Exakte rechtliche Stellung der beiden Appenzell

(ka) Appenzell werde vom Bischof von St. Gallen  nur provisorisch administriert, heisst es oft. Alt Bundesgerichtspräsident Giusep Nay hat in einem Gutachten von 2012 die Stellung Appenzells zum Bistum St. Gallen rechtlich exakt untersucht. Der Ausdruck sei nicht zutreffend, schreibt er. Appenzell sei seelsorgerlich für dauernd dem Bischof von St. Gallen anvertraut. «Materiell kann man sagen, sind die Katholiken dem Papst direkt unterstellt, formell indessen doch nur indirekt über den Bischof von St. Gallen als dessen Stellvertreter.»

Nay zitiert das päpstliche Jahrbuch, in dem weltweit einerseits die Diözesen, anderseits die Apostolischen Administraturen in separaten Rubriken aufgeführt werden. Dabei sei Innerrhoden (und das Gleiche gilt auch für Ausserrhoden) nicht als Apostolische Administratur aufgeführt, genau so wenig wie die bereits erwähnten Kantone Glarus, Ob- und Nidwalden, Uri und Zürich. Sie alle seien als Teile der entsprechenden Diözesen miterfasst. «Das zeigt, dass diese Bistumsgebiete auch für Rom die gleiche rechtliche Stellung haben wie die übrigen Bistumsteile».

 

Bischof von Konstanz, Kurfürst und Grossherzog

(ka) Wie drunter und drüber es damals in Europa zu- und herging, möge das Leben des damaligen Konstanzer Bischofs Dalberg zeigen: Als Reichsfreiherr Karl Theodor Anton Maria von Dalberg  (* 8. Februar 1744 in Mannheim; † 10. Februar 1817 in Regensburg)  am 17. Januar 1800 regierender Fürstbischof von Konstanz wurde, war die alte Ordnung bereits am Zusammenbrechen.
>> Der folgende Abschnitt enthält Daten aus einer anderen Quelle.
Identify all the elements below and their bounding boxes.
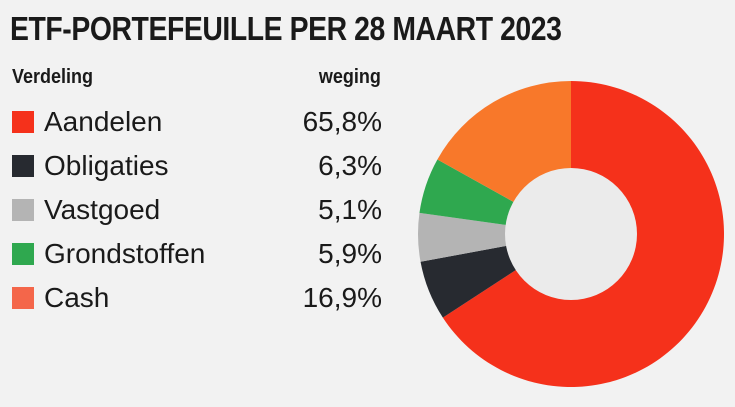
legend-value-cash: 16,9% (302, 282, 382, 313)
legend-label-grondstoffen: Grondstoffen (44, 238, 206, 269)
legend-header: Verdeling (12, 66, 94, 88)
legend-label-cash: Cash (44, 282, 110, 313)
legend-swatch-vastgoed (12, 199, 34, 221)
legend-item-obligaties: Obligaties 6,3% (12, 144, 382, 188)
donut-hole (505, 168, 637, 300)
legend-value-obligaties: 6,3% (318, 150, 382, 181)
legend-value-vastgoed: 5,1% (318, 194, 382, 225)
value-header: weging (318, 66, 381, 88)
legend-value-aandelen: 65,8% (302, 106, 382, 137)
legend-label-aandelen: Aandelen (44, 106, 163, 137)
legend-swatch-aandelen (12, 111, 34, 133)
legend-swatch-cash (12, 287, 34, 309)
legend-swatch-grondstoffen (12, 243, 34, 265)
chart-title: ETF-PORTEFEUILLE PER 28 MAART 2023 (10, 10, 562, 47)
donut-slice-vastgoed (418, 212, 571, 262)
legend-item-grondstoffen: Grondstoffen 5,9% (12, 232, 382, 276)
legend-label-vastgoed: Vastgoed (44, 194, 161, 225)
legend-swatch-obligaties (12, 155, 34, 177)
legend-value-grondstoffen: 5,9% (318, 238, 382, 269)
legend: Aandelen 65,8% Obligaties 6,3% Vastgoed … (12, 100, 382, 320)
legend-item-cash: Cash 16,9% (12, 276, 382, 320)
legend-item-vastgoed: Vastgoed 5,1% (12, 188, 382, 232)
legend-item-aandelen: Aandelen 65,8% (12, 100, 382, 144)
legend-label-obligaties: Obligaties (44, 150, 169, 181)
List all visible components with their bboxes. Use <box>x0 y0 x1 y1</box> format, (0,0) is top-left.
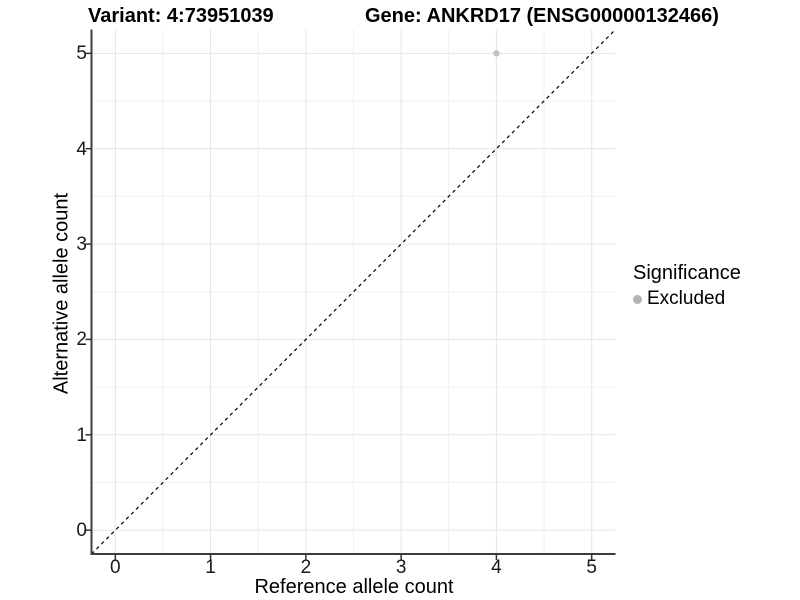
x-axis-title: Reference allele count <box>254 576 454 598</box>
plot-title-gene: Gene: ANKRD17 (ENSG00000132466) <box>365 5 719 27</box>
legend-point-icon <box>633 294 642 304</box>
x-tick-label: 5 <box>586 557 597 578</box>
y-tick-label: 0 <box>76 520 87 542</box>
identity-line <box>91 29 616 555</box>
x-tick-label: 3 <box>395 557 407 578</box>
plot-title-variant: Variant: 4:73951039 <box>88 5 274 27</box>
plot-geoms <box>91 29 616 555</box>
x-tick-label: 1 <box>205 557 216 578</box>
legend-title: Significance <box>633 262 741 284</box>
y-tick-label: 1 <box>76 424 87 446</box>
x-tick-label: 2 <box>300 557 312 578</box>
axis-lines-and-ticks <box>85 29 616 560</box>
y-tick-label: 5 <box>76 43 87 65</box>
y-tick-label: 4 <box>76 138 87 160</box>
y-tick-label: 2 <box>76 329 87 351</box>
data-point <box>493 50 500 57</box>
legend-entry-label: Excluded <box>647 288 726 309</box>
legend-entry: Excluded <box>633 288 741 310</box>
x-tick-label: 0 <box>110 557 121 578</box>
x-tick-label: 4 <box>491 557 502 578</box>
y-tick-label: 3 <box>76 234 87 256</box>
gridlines <box>91 29 616 554</box>
legend: Significance Excluded <box>633 262 741 310</box>
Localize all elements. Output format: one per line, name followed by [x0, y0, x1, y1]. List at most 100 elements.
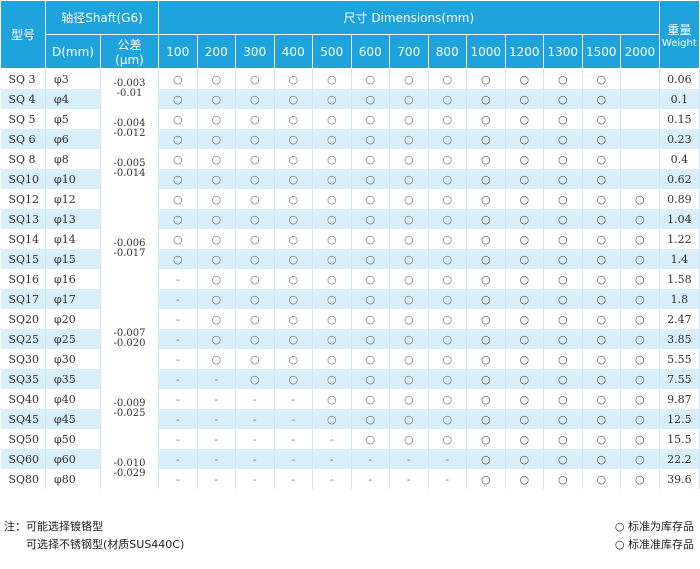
availability: ○: [428, 389, 467, 409]
availability: ○: [389, 169, 429, 189]
diameter: φ40: [45, 389, 101, 409]
availability: ○: [543, 249, 583, 269]
availability: ○: [543, 89, 583, 109]
availability: ○: [312, 329, 352, 349]
availability: ○: [158, 129, 198, 149]
availability: [620, 68, 660, 89]
tolerance: -0.010 -0.029: [100, 449, 159, 489]
availability: ○: [466, 169, 506, 189]
availability: ○: [466, 329, 506, 349]
availability: ○: [428, 249, 467, 269]
weight: 0.15: [659, 109, 700, 129]
row: SQ 4 φ4 ○ ○ ○ ○ ○ ○ ○ ○ ○ ○ ○ ○ 0.1: [0, 89, 700, 109]
availability: -: [389, 449, 429, 469]
availability: ○: [428, 349, 467, 369]
weight: 0.62: [659, 169, 700, 189]
availability: ○: [582, 129, 621, 149]
tolerance-value: -0.005: [113, 158, 146, 169]
availability: ○: [235, 229, 275, 249]
availability: ○: [235, 89, 275, 109]
availability: ○: [274, 289, 313, 309]
availability: -: [158, 469, 198, 489]
row: SQ17 φ17- ○ ○ ○ ○ ○ ○ ○ ○ ○ ○ ○ ○ 1.8: [0, 289, 700, 309]
availability: ○: [235, 109, 275, 129]
availability: ○: [235, 149, 275, 169]
diameter: φ35: [45, 369, 101, 389]
availability: ○: [389, 389, 429, 409]
availability: ○: [543, 109, 583, 129]
availability: ○: [274, 169, 313, 189]
availability: ○: [312, 169, 352, 189]
availability: ○: [466, 369, 506, 389]
model: SQ45: [0, 409, 46, 429]
availability: ○: [235, 309, 275, 329]
availability: ○: [620, 289, 660, 309]
weight: 15.5: [659, 429, 700, 449]
availability: ○: [543, 429, 583, 449]
tolerance-value: -0.009: [113, 398, 146, 409]
availability: -: [158, 429, 198, 449]
availability: ○: [620, 349, 660, 369]
tolerance-value: -0.020: [113, 338, 146, 349]
availability: ○: [389, 89, 429, 109]
availability: ○: [620, 229, 660, 249]
tolerance-unit: (μm): [115, 53, 144, 67]
tolerance-value: -0.003: [113, 78, 146, 89]
size-header: 1000: [466, 34, 506, 69]
availability: ○: [389, 309, 429, 329]
availability: -: [274, 469, 313, 489]
notes: 注：可能选择镀铬型 可选择不锈钢型(材质SUS440C): [4, 518, 184, 554]
availability: ○: [428, 269, 467, 289]
availability: ○: [543, 449, 583, 469]
availability: ○: [389, 229, 429, 249]
availability: ○: [312, 289, 352, 309]
model: SQ30: [0, 349, 46, 369]
size-header: 300: [235, 34, 275, 69]
weight: 7.55: [659, 369, 700, 389]
availability: [620, 89, 660, 109]
weight: 12.5: [659, 409, 700, 429]
row: SQ 6 φ6 ○ ○ ○ ○ ○ ○ ○ ○ ○ ○ ○ ○ 0.23: [0, 129, 700, 149]
legend-item: ○ 标准准库存品: [614, 538, 694, 551]
model: SQ 8: [0, 149, 46, 169]
availability: ○: [351, 149, 390, 169]
availability: ○: [158, 149, 198, 169]
row: SQ40 φ40- - - - ○ ○ ○ ○ ○ ○ ○ ○ ○ 9.87: [0, 389, 700, 409]
availability: ○: [505, 269, 544, 289]
availability: -: [312, 469, 352, 489]
availability: ○: [274, 269, 313, 289]
availability: ○: [428, 129, 467, 149]
availability: ○: [505, 209, 544, 229]
availability: ○: [582, 349, 621, 369]
availability: ○: [582, 309, 621, 329]
availability: ○: [158, 249, 198, 269]
availability: ○: [274, 189, 313, 209]
tolerance-value: -0.010: [113, 458, 146, 469]
availability: ○: [505, 349, 544, 369]
availability: -: [274, 409, 313, 429]
availability: ○: [620, 469, 660, 489]
availability: -: [158, 329, 198, 349]
diameter: φ15: [45, 249, 101, 269]
row: SQ50 φ50- - - - - ○ ○ ○ ○ ○ ○ ○ ○ 15.5: [0, 429, 700, 449]
availability: ○: [312, 189, 352, 209]
availability: ○: [312, 109, 352, 129]
availability: ○: [428, 209, 467, 229]
model: SQ 4: [0, 89, 46, 109]
availability: ○: [197, 269, 236, 289]
diameter: φ13: [45, 209, 101, 229]
availability: ○: [505, 329, 544, 349]
tolerance-value: -0.004: [113, 118, 146, 129]
availability: ○: [351, 309, 390, 329]
model: SQ 6: [0, 129, 46, 149]
availability: ○: [389, 149, 429, 169]
tolerance-value: -0.006: [113, 238, 146, 249]
availability: -: [158, 349, 198, 369]
availability: ○: [351, 349, 390, 369]
availability: ○: [466, 409, 506, 429]
weight-en: Weight: [661, 37, 697, 49]
availability: -: [197, 369, 236, 389]
availability: ○: [428, 409, 467, 429]
availability: ○: [543, 469, 583, 489]
availability: ○: [543, 209, 583, 229]
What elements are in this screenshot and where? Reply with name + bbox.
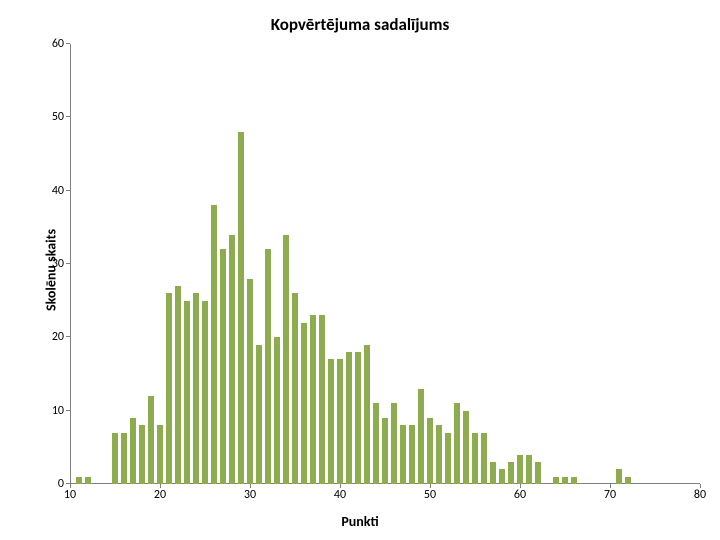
bar [499, 469, 505, 484]
y-tick-mark [66, 263, 70, 264]
y-tick-mark [66, 43, 70, 44]
bar [337, 359, 343, 484]
y-tick-mark [66, 190, 70, 191]
bar [220, 249, 226, 484]
x-tick-label: 10 [64, 488, 76, 502]
bar [112, 433, 118, 484]
bar [283, 235, 289, 484]
bar [490, 462, 496, 484]
bar [76, 477, 82, 484]
bar [418, 389, 424, 484]
bar [202, 301, 208, 484]
bar [193, 293, 199, 484]
bar [274, 337, 280, 484]
bar [562, 477, 568, 484]
bar [472, 433, 478, 484]
y-tick-mark [66, 336, 70, 337]
bar [85, 477, 91, 484]
bar [481, 433, 487, 484]
y-tick-label: 10 [52, 404, 64, 418]
bars-container [70, 44, 700, 484]
bar [301, 323, 307, 484]
bar [166, 293, 172, 484]
bar [184, 301, 190, 484]
bar [454, 403, 460, 484]
bar [139, 425, 145, 484]
bar [382, 418, 388, 484]
bar [463, 411, 469, 484]
bar [256, 345, 262, 484]
bar [310, 315, 316, 484]
bar [364, 345, 370, 484]
bar [157, 425, 163, 484]
bar [265, 249, 271, 484]
x-tick-mark [250, 484, 251, 488]
x-tick-label: 50 [424, 488, 436, 502]
y-tick-label: 50 [52, 110, 64, 124]
bar [553, 477, 559, 484]
bar [427, 418, 433, 484]
bar [571, 477, 577, 484]
bar [130, 418, 136, 484]
bar [238, 132, 244, 484]
x-tick-label: 30 [244, 488, 256, 502]
bar [121, 433, 127, 484]
bar [436, 425, 442, 484]
bar [625, 477, 631, 484]
bar [373, 403, 379, 484]
bar [391, 403, 397, 484]
x-tick-label: 70 [604, 488, 616, 502]
x-axis-label: Punkti [0, 513, 720, 530]
bar [400, 425, 406, 484]
bar [445, 433, 451, 484]
y-tick-label: 20 [52, 330, 64, 344]
y-tick-mark [66, 116, 70, 117]
y-tick-label: 30 [52, 257, 64, 271]
bar [409, 425, 415, 484]
x-tick-mark [610, 484, 611, 488]
x-tick-mark [430, 484, 431, 488]
x-tick-label: 40 [334, 488, 346, 502]
x-tick-mark [160, 484, 161, 488]
bar [148, 396, 154, 484]
y-tick-mark [66, 410, 70, 411]
bar [535, 462, 541, 484]
bar [616, 469, 622, 484]
bar [517, 455, 523, 484]
plot-area: 01020304050601020304050607080 [70, 44, 700, 484]
x-tick-mark [520, 484, 521, 488]
x-tick-mark [340, 484, 341, 488]
bar [355, 352, 361, 484]
bar [346, 352, 352, 484]
bar [211, 205, 217, 484]
bar [247, 279, 253, 484]
y-tick-label: 60 [52, 37, 64, 51]
bar [526, 455, 532, 484]
y-tick-label: 40 [52, 184, 64, 198]
bar [229, 235, 235, 484]
x-tick-label: 20 [154, 488, 166, 502]
bar [319, 315, 325, 484]
bar [328, 359, 334, 484]
x-tick-label: 60 [514, 488, 526, 502]
x-tick-mark [70, 484, 71, 488]
x-tick-label: 80 [694, 488, 706, 502]
x-tick-mark [700, 484, 701, 488]
bar [508, 462, 514, 484]
bar [175, 286, 181, 484]
chart-title: Kopvērtējuma sadalījums [0, 14, 720, 35]
bar [292, 293, 298, 484]
histogram-chart: Kopvērtējuma sadalījums Skolēnu skaits P… [0, 0, 720, 540]
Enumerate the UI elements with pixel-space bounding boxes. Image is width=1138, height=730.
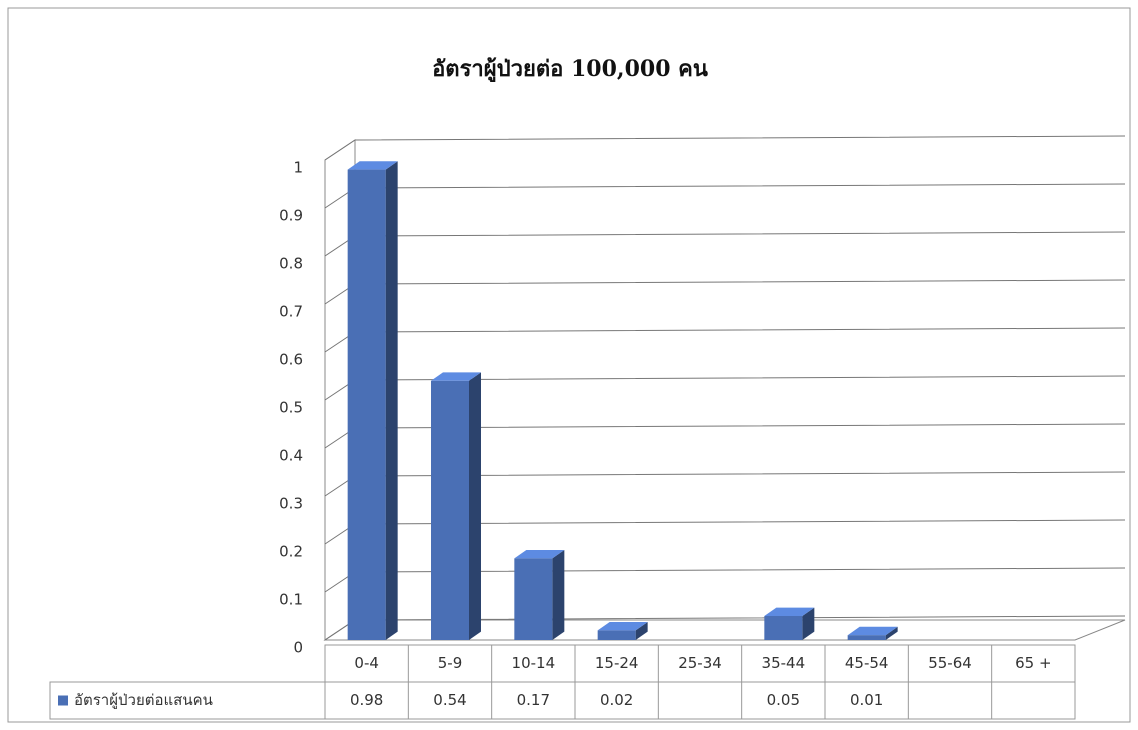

Am 25. Juli 1802 wurde er auch noch der letzte regierende Kurfürst-Erzbischof von Mainz und Bischof von Worms, allerdings nur noch in den rechts des Rheins gelegenen Gebieten.

Als Erzbischof von Mainz war er von 1802 bis 1803 Kurfürst. Durch den Reichsdeputationshauptschluss 1803 wurde er als Kurerzkanzler mit den neu für ihn geschaffenen Fürstentümern Aschaffenburg und (bis 1810) Regensburg sowie mit der Grafschaft Wetzlar ausgestattet. Nach dem Ende des Heiligen Römischen Reiches Deutscher Nation (1806) wurde er Fürstprimas des Rheinbundes, und sein Staatsgebiet wurde um Besitzungen im Spessart und um Frankfurt am Main erweitert. 1810 musste er auf das Fürstentum Regensburg verzichten und erhielt stattdessen die Fürstentümer Fulda und Hanau sowie den Titel Grossherzog von Frankfurt.

 

Jubiläum

Am Sonntag, 22. Mai, wird ein sehr spezielles Jubiläum gefeiert: Die Zugehörigkeit beider Appenzell seit 150 Jahren zum Bistum St. Gallen. Zu diesem Anlass veröffentlichen wir zwei längere Artikel: Im ersten geht es um die geschichtliche Entwicklung, bis die beiden Appenzell provisorisch zum Bistum St. Gallen kamen; im zweiten geht es vorab um finanzielle Aspekte, die Mitfinanzierung ans Bistum, die seit 2013 vertraglich geregelt ist.

 

Bildlegende:

Diese Karte zeigt, wie gross das Bistum Konstanz vor der Reformation war. Begrenzt  wurde es (im Uhrzeigersinn) von den Diözesen Würzburg, Augsburg, Chur, Lausanne, Basel, Strassburg, Speyer.